Tariana perhaps wants us to have a chief, but what’s wrong with having our own Lord Mayor?

How many lords can you count here, Tariana … and there are plenty more where they came from.

Yep, Tariana Turia is a lovely lady and moreover she is one of this nation’s special people.

But she can get her knickers in a twist over the silliest of things.

She has taken strong objection to the idea of the Wellington region having a lord mayor, for example, telling Morning Report (here) there must be a better title.

“We are in Aotearoa New Zealand and this whole concept of having a Lord Mayor I think is a bit bizarre.”

Her objection needs much more explaining for Alf to be convinced.

The good citizens of Brisbane – at least, some of them are good – could say they live in Queensland and the whole concept of having a Lord Mayor is a bit bizarre.

They are blessed with a Lord Mayor, anyway.

He is a bloke called Graham Quirk (as you will find here).

Graham Quirk became Lord Mayor of Brisbane in April 2011.

Graham grew up in Doomben, on Brisbane’s northside where he attended the Sisters of Mercy-run St Cecilia’s school and worked part time in the local area as a young man. His working life started in the stables in Hendra then progressed on to jobs in banking and clerical sectors. Graham retains a keen interest in thoroughbred horses and the racing industry.

And so on.

But Tariana went on to raise another daft objection.

“In fact I couldn’t help but wonder how Christian groups would view that, given that there is but one Lord.”

Say that again…

Let’s introduce Tariana (here) to Lord Strathclyde, who (Alf imagines) is not the one lord she had in mind.

He is Leader of the House of Lords, and so has charge of a small army of lords.

The current Leader of the House of Lords is Lord Strathclyde.
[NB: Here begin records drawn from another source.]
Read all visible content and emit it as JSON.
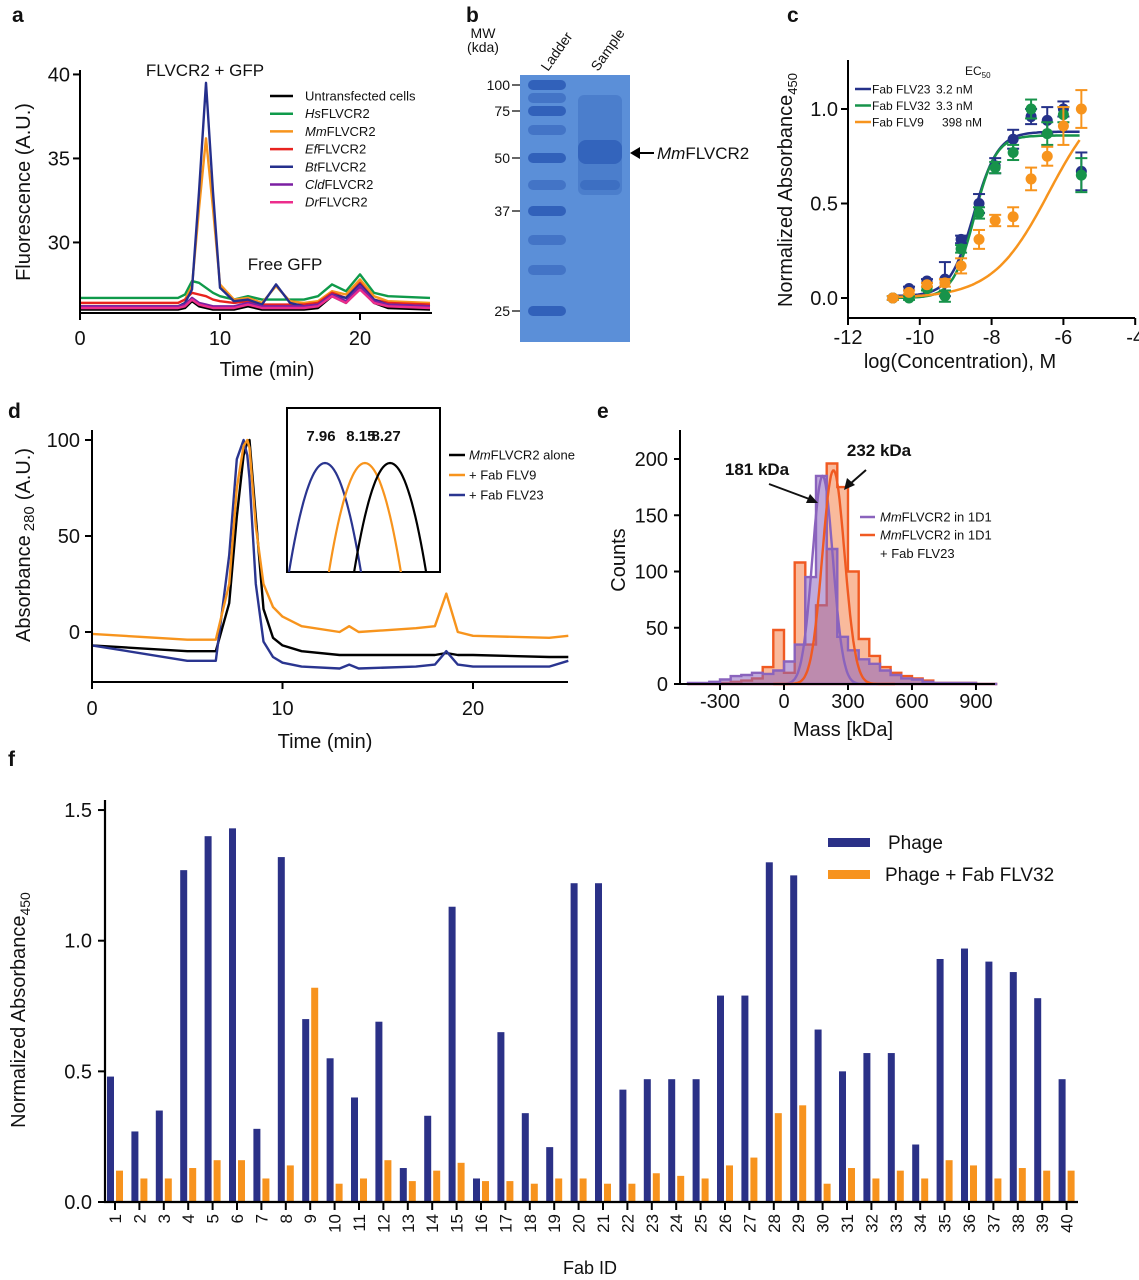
{
  "panel_labels": [
    "a",
    "b",
    "c",
    "d",
    "e",
    "f"
  ],
  "gel": {
    "mw_header": "MW",
    "mw_unit": "(kda)",
    "lanes": [
      "Ladder",
      "Sample"
    ],
    "mw_markers": [
      "100",
      "75",
      "50",
      "37",
      "25"
    ],
    "arrow_label_italic": "Mm",
    "arrow_label_rest": "FLVCR2",
    "gel_color": "#5b8fd8",
    "band_color": "#2f5fb8"
  },
  "chart_data": [
    {
      "panel": "a",
      "type": "line",
      "xlabel": "Time (min)",
      "ylabel": "Fluorescence (A.U.)",
      "xlim": [
        0,
        25
      ],
      "ylim": [
        25.8,
        40
      ],
      "xticks": [
        0,
        10,
        20
      ],
      "xtick_labels": [
        "0",
        "10",
        "20"
      ],
      "yticks": [
        30,
        35,
        40
      ],
      "ytick_labels": [
        "30",
        "35",
        "40"
      ],
      "annotations": [
        "FLVCR2 + GFP",
        "Free GFP"
      ],
      "legend_position": "top-right",
      "x": [
        0,
        6,
        7,
        7.5,
        8,
        8.5,
        9,
        9.5,
        10,
        11,
        12,
        13,
        14,
        15,
        16,
        17,
        18,
        19,
        20,
        21,
        22,
        25
      ],
      "series": [
        {
          "name_italic": "",
          "name": "Untransfected cells",
          "color": "#000000",
          "values": [
            26.0,
            26.0,
            26.0,
            26.1,
            26.5,
            26.2,
            26.1,
            26.0,
            26.0,
            26.0,
            26.2,
            26.0,
            26.0,
            26.0,
            26.0,
            26.1,
            26.8,
            26.4,
            27.3,
            26.4,
            26.1,
            26.0
          ]
        },
        {
          "name_italic": "Hs",
          "name": "FLVCR2",
          "color": "#0f9a4a",
          "values": [
            26.7,
            26.7,
            26.7,
            26.9,
            27.7,
            27.6,
            27.3,
            27.0,
            26.8,
            26.6,
            26.8,
            26.6,
            26.6,
            26.6,
            26.6,
            26.8,
            27.5,
            27.1,
            28.1,
            27.0,
            26.8,
            26.7
          ]
        },
        {
          "name_italic": "Mm",
          "name": "FLVCR2",
          "color": "#f7941d",
          "values": [
            26.4,
            26.4,
            26.4,
            26.6,
            27.4,
            32.0,
            36.2,
            32.0,
            27.5,
            26.6,
            26.7,
            26.4,
            27.4,
            26.5,
            26.4,
            26.5,
            27.1,
            26.9,
            27.8,
            26.8,
            26.5,
            26.4
          ]
        },
        {
          "name_italic": "Ef",
          "name": "FLVCR2",
          "color": "#e8231f",
          "values": [
            26.4,
            26.4,
            26.4,
            26.6,
            27.0,
            26.9,
            26.8,
            26.6,
            26.5,
            26.4,
            26.5,
            26.3,
            26.3,
            26.3,
            26.3,
            26.4,
            27.0,
            26.7,
            27.6,
            26.6,
            26.4,
            26.3
          ]
        },
        {
          "name_italic": "Bt",
          "name": "FLVCR2",
          "color": "#252f8c",
          "values": [
            26.2,
            26.2,
            26.2,
            26.4,
            27.2,
            33.0,
            39.5,
            33.0,
            27.3,
            26.5,
            26.6,
            26.3,
            27.5,
            26.4,
            26.2,
            26.3,
            26.9,
            26.7,
            27.5,
            26.6,
            26.3,
            26.2
          ]
        },
        {
          "name_italic": "Cld",
          "name": "FLVCR2",
          "color": "#7b1fa2",
          "values": [
            26.2,
            26.2,
            26.2,
            26.3,
            26.7,
            26.4,
            26.3,
            26.2,
            26.2,
            26.2,
            26.4,
            26.2,
            26.2,
            26.2,
            26.2,
            26.3,
            26.9,
            26.5,
            27.4,
            26.5,
            26.3,
            26.2
          ]
        },
        {
          "name_italic": "Dr",
          "name": "FLVCR2",
          "color": "#ec2d8c",
          "values": [
            26.1,
            26.1,
            26.1,
            26.2,
            26.6,
            26.3,
            26.2,
            26.1,
            26.1,
            26.1,
            26.3,
            26.1,
            26.1,
            26.1,
            26.1,
            26.2,
            26.8,
            26.4,
            27.2,
            26.4,
            26.2,
            26.1
          ]
        }
      ]
    },
    {
      "panel": "c",
      "type": "scatter",
      "xlabel": "log(Concentration), M",
      "ylabel": "Normalized Absorbance",
      "ylabel_sub": "450",
      "xlim": [
        -12,
        -4
      ],
      "ylim": [
        -0.1,
        1.2
      ],
      "xticks": [
        -12,
        -10,
        -8,
        -6,
        -4
      ],
      "xtick_labels": [
        "-12",
        "-10",
        "-8",
        "-6",
        "-4"
      ],
      "yticks": [
        0,
        0.5,
        1.0
      ],
      "ytick_labels": [
        "0.0",
        "0.5",
        "1.0"
      ],
      "legend_header": "EC",
      "legend_header_sub": "50",
      "legend_position": "top-left",
      "x": [
        -10.75,
        -10.3,
        -9.8,
        -9.3,
        -8.85,
        -8.35,
        -7.9,
        -7.4,
        -6.9,
        -6.45,
        -6.0,
        -5.5
      ],
      "series": [
        {
          "name": "Fab FLV23",
          "ec50_label": "3.2 nM",
          "ec50_nM": 3.2,
          "color": "#253189",
          "values": [
            0.0,
            0.05,
            0.09,
            0.1,
            0.31,
            0.5,
            0.7,
            0.84,
            0.96,
            0.94,
            1.0,
            0.67
          ],
          "errors": [
            0.01,
            0.01,
            0.01,
            0.09,
            0.02,
            0.05,
            0.04,
            0.05,
            0.04,
            0.07,
            0.04,
            0.1
          ]
        },
        {
          "name": "Fab FLV32",
          "ec50_label": "3.3 nM",
          "ec50_nM": 3.3,
          "color": "#17934a",
          "values": [
            0.0,
            0.0,
            0.05,
            0.01,
            0.26,
            0.45,
            0.69,
            0.77,
            1.0,
            0.87,
            0.97,
            0.65
          ],
          "errors": [
            0.01,
            0.01,
            0.01,
            0.03,
            0.02,
            0.03,
            0.03,
            0.04,
            0.05,
            0.06,
            0.04,
            0.09
          ]
        },
        {
          "name": "Fab FLV9",
          "ec50_label": "398 nM",
          "ec50_nM": 398,
          "color": "#f7941d",
          "values": [
            0.0,
            0.03,
            0.07,
            0.08,
            0.17,
            0.31,
            0.41,
            0.43,
            0.63,
            0.75,
            0.91,
            1.0
          ],
          "errors": [
            0.01,
            0.01,
            0.01,
            0.02,
            0.04,
            0.05,
            0.03,
            0.05,
            0.06,
            0.05,
            0.1,
            0.1
          ]
        }
      ]
    },
    {
      "panel": "d",
      "type": "line",
      "xlabel": "Time (min)",
      "ylabel": "Absorbance",
      "ylabel_sub": "280",
      "ylabel_suffix": "(A.U.)",
      "xlim": [
        0,
        25
      ],
      "ylim": [
        -26,
        105
      ],
      "xticks": [
        0,
        10,
        20
      ],
      "xtick_labels": [
        "0",
        "10",
        "20"
      ],
      "yticks": [
        0,
        50,
        100
      ],
      "ytick_labels": [
        "0",
        "50",
        "100"
      ],
      "legend_position": "top-right",
      "inset_peak_labels": [
        "7.96",
        "8.15",
        "8.27"
      ],
      "inset_peaks": [
        7.96,
        8.15,
        8.27
      ],
      "x": [
        0,
        5,
        6.5,
        7.2,
        7.6,
        7.96,
        8.15,
        8.27,
        8.6,
        9,
        9.5,
        10,
        11,
        13,
        13.5,
        14,
        17,
        18,
        18.6,
        19.2,
        20,
        24,
        25
      ],
      "series": [
        {
          "name_italic": "Mm",
          "name": "FLVCR2 alone",
          "color": "#000000",
          "values": [
            -7,
            -10,
            -10,
            15,
            60,
            92,
            99,
            100,
            60,
            12,
            -3,
            -7,
            -10,
            -12,
            -12,
            -12,
            -12,
            -12,
            -11,
            -12,
            -12,
            -13,
            -13
          ]
        },
        {
          "name_italic": "",
          "name": "+ Fab FLV9",
          "color": "#f7941d",
          "values": [
            -1,
            -4,
            -4,
            25,
            75,
            97,
            100,
            96,
            55,
            25,
            13,
            8,
            3,
            0,
            3,
            0,
            2,
            3,
            20,
            0,
            -2,
            -3,
            -2
          ]
        },
        {
          "name_italic": "",
          "name": "+ Fab FLV23",
          "color": "#2a3590",
          "values": [
            -7,
            -15,
            -15,
            40,
            90,
            100,
            92,
            80,
            25,
            -5,
            -13,
            -16,
            -18,
            -19,
            -17,
            -19,
            -18,
            -17,
            -10,
            -17,
            -18,
            -18,
            -15
          ]
        }
      ]
    },
    {
      "panel": "e",
      "type": "histogram",
      "xlabel": "Mass [kDa]",
      "ylabel": "Counts",
      "xlim": [
        -450,
        1000
      ],
      "ylim": [
        0,
        225
      ],
      "xticks": [
        -300,
        0,
        300,
        600,
        900
      ],
      "xtick_labels": [
        "-300",
        "0",
        "300",
        "600",
        "900"
      ],
      "yticks": [
        0,
        50,
        100,
        150,
        200
      ],
      "ytick_labels": [
        "0",
        "50",
        "100",
        "150",
        "200"
      ],
      "bin_edges": [
        -450,
        -400,
        -350,
        -300,
        -250,
        -200,
        -150,
        -100,
        -50,
        0,
        50,
        100,
        150,
        200,
        250,
        300,
        350,
        400,
        450,
        500,
        550,
        600,
        650,
        700,
        750,
        800,
        850,
        900,
        950,
        1000
      ],
      "legend_position": "right",
      "series": [
        {
          "name_italic": "Mm",
          "name": "FLVCR2 in 1D1",
          "name_line2": "",
          "peak_label": "181 kDa",
          "peak_kDa": 181,
          "color": "#8a63bd",
          "counts": [
            1,
            1,
            2,
            4,
            7,
            8,
            10,
            9,
            12,
            20,
            35,
            95,
            185,
            120,
            42,
            30,
            22,
            18,
            12,
            8,
            5,
            4,
            2,
            1,
            1,
            1,
            1,
            0,
            0
          ]
        },
        {
          "name_italic": "Mm",
          "name": "FLVCR2 in 1D1",
          "name_line2": "+ Fab FLV23",
          "peak_label": "232 kDa",
          "peak_kDa": 232,
          "color": "#f05a22",
          "counts": [
            0,
            0,
            0,
            1,
            2,
            3,
            5,
            15,
            48,
            10,
            108,
            35,
            70,
            196,
            175,
            100,
            40,
            25,
            15,
            10,
            7,
            5,
            3,
            1,
            1,
            1,
            1,
            0,
            0
          ]
        }
      ]
    },
    {
      "panel": "f",
      "type": "bar",
      "xlabel": "Fab ID",
      "ylabel": "Normalized Absorbance",
      "ylabel_sub": "450",
      "ylim": [
        0,
        1.5
      ],
      "yticks": [
        0,
        0.5,
        1.0,
        1.5
      ],
      "ytick_labels": [
        "0.0",
        "0.5",
        "1.0",
        "1.5"
      ],
      "legend_position": "top-right",
      "categories": [
        "1",
        "2",
        "3",
        "4",
        "5",
        "6",
        "7",
        "8",
        "9",
        "10",
        "11",
        "12",
        "13",
        "14",
        "15",
        "16",
        "17",
        "18",
        "19",
        "20",
        "21",
        "22",
        "23",
        "24",
        "25",
        "26",
        "27",
        "28",
        "29",
        "30",
        "31",
        "32",
        "33",
        "34",
        "35",
        "36",
        "37",
        "38",
        "39",
        "40"
      ],
      "series": [
        {
          "name": "Phage",
          "color": "#2b3187",
          "values": [
            0.48,
            0.27,
            0.35,
            1.27,
            1.4,
            1.43,
            0.28,
            1.32,
            0.7,
            0.55,
            0.4,
            0.69,
            0.13,
            0.33,
            1.13,
            0.09,
            0.65,
            0.34,
            0.21,
            1.22,
            1.22,
            0.43,
            0.47,
            0.47,
            0.47,
            0.79,
            0.79,
            1.3,
            1.25,
            0.66,
            0.5,
            0.57,
            0.57,
            0.22,
            0.93,
            0.97,
            0.92,
            0.88,
            0.78,
            0.47
          ]
        },
        {
          "name": "Phage + Fab FLV32",
          "color": "#f7931e",
          "values": [
            0.12,
            0.09,
            0.09,
            0.13,
            0.16,
            0.16,
            0.09,
            0.14,
            0.82,
            0.07,
            0.09,
            0.16,
            0.08,
            0.12,
            0.15,
            0.08,
            0.08,
            0.07,
            0.09,
            0.09,
            0.07,
            0.07,
            0.11,
            0.1,
            0.09,
            0.14,
            0.17,
            0.34,
            0.37,
            0.07,
            0.13,
            0.09,
            0.12,
            0.09,
            0.16,
            0.14,
            0.09,
            0.13,
            0.12,
            0.12
          ]
        }
      ]
    }
  ]
}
As with all past Leaders, he was appointed to the position by the Prime Minister.

And how many other lords are there in the House of Lords?

We get the answer here.

Currently, there are about 760 members who are eligible to take part in the work of the House of Lords. The majority are life peers.

Alf’s concern is that Tariana wishes to impose a Maori title upon us, so we finish up with a Chief of Wellington.
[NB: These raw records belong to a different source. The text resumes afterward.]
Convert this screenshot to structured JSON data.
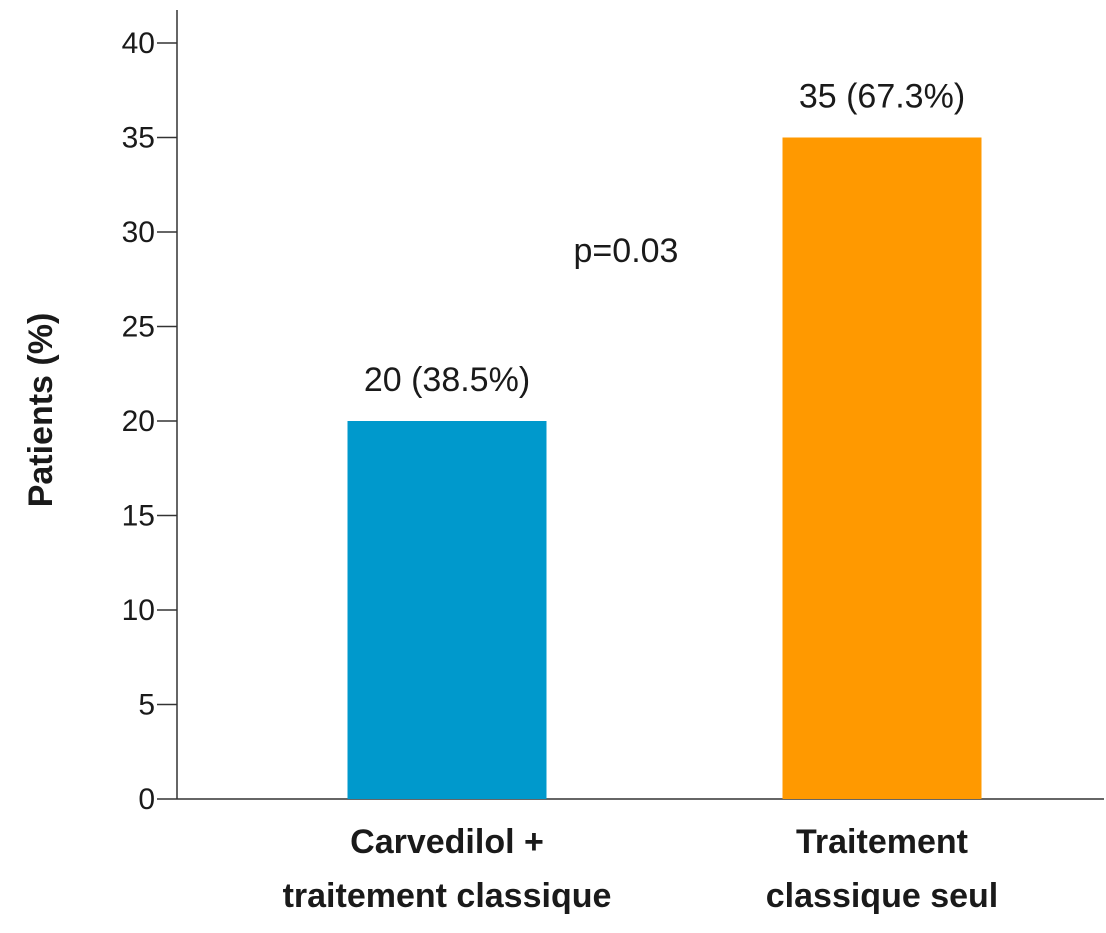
{
  "chart_data": {
    "type": "bar",
    "categories": [
      [
        "Carvedilol +",
        "traitement classique"
      ],
      [
        "Traitement",
        "classique seul"
      ]
    ],
    "values": [
      20,
      35
    ],
    "data_labels": [
      "20 (38.5%)",
      "35 (67.3%)"
    ],
    "bar_colors": [
      "#0099cc",
      "#ff9900"
    ],
    "ylabel": "Patients (%)",
    "xlabel": "",
    "title": "",
    "ylim": [
      0,
      40
    ],
    "yticks": [
      0,
      5,
      10,
      15,
      20,
      25,
      30,
      35,
      40
    ],
    "annotation": "p=0.03",
    "grid": false,
    "legend": "none"
  }
}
Or a Rangatira (see here) of Wellington, maybe.

Rangatira ([rɑːŋɑːʈiːrɑː]) are the hereditary Māori leaders of hapū, and were described by ethnologists such as Elsdon Best as chieftains (p. 88).[1] Ideally, rangatira were people of great practical wisdom who held authority on behalf of the tribe and maintained boundaries between a tribe’s land and that of other tribes.

Mind you, maybe Tariana is thinking of a “Maori chief”.

In that case, as you will see here, she is all at sea, because –

The Maori chief, Notothenia angustata, is a cod icefish in the genus Notothenia found in the southern ocean between New Zealand and Chile south to the Antarctic, at depths down to 100 m in rocky reef areas. Its length is between 30 and 65 cm.

So what sort of fish is this Maori chief?

A very special one, obviously.

The Maori chief is a large bottom-living fish not too dissimilar to the Maori cod. It has a large mouth…

And so on.

But there’s no great advantage in having a large bottom-living civic leader with a large mouth, although the citizens of Invercargill don’t seem too unhappy.

Alf is in the Lord Mayor camp.

Come to think of it, he might be tempted to have a crack at landing the job for himself.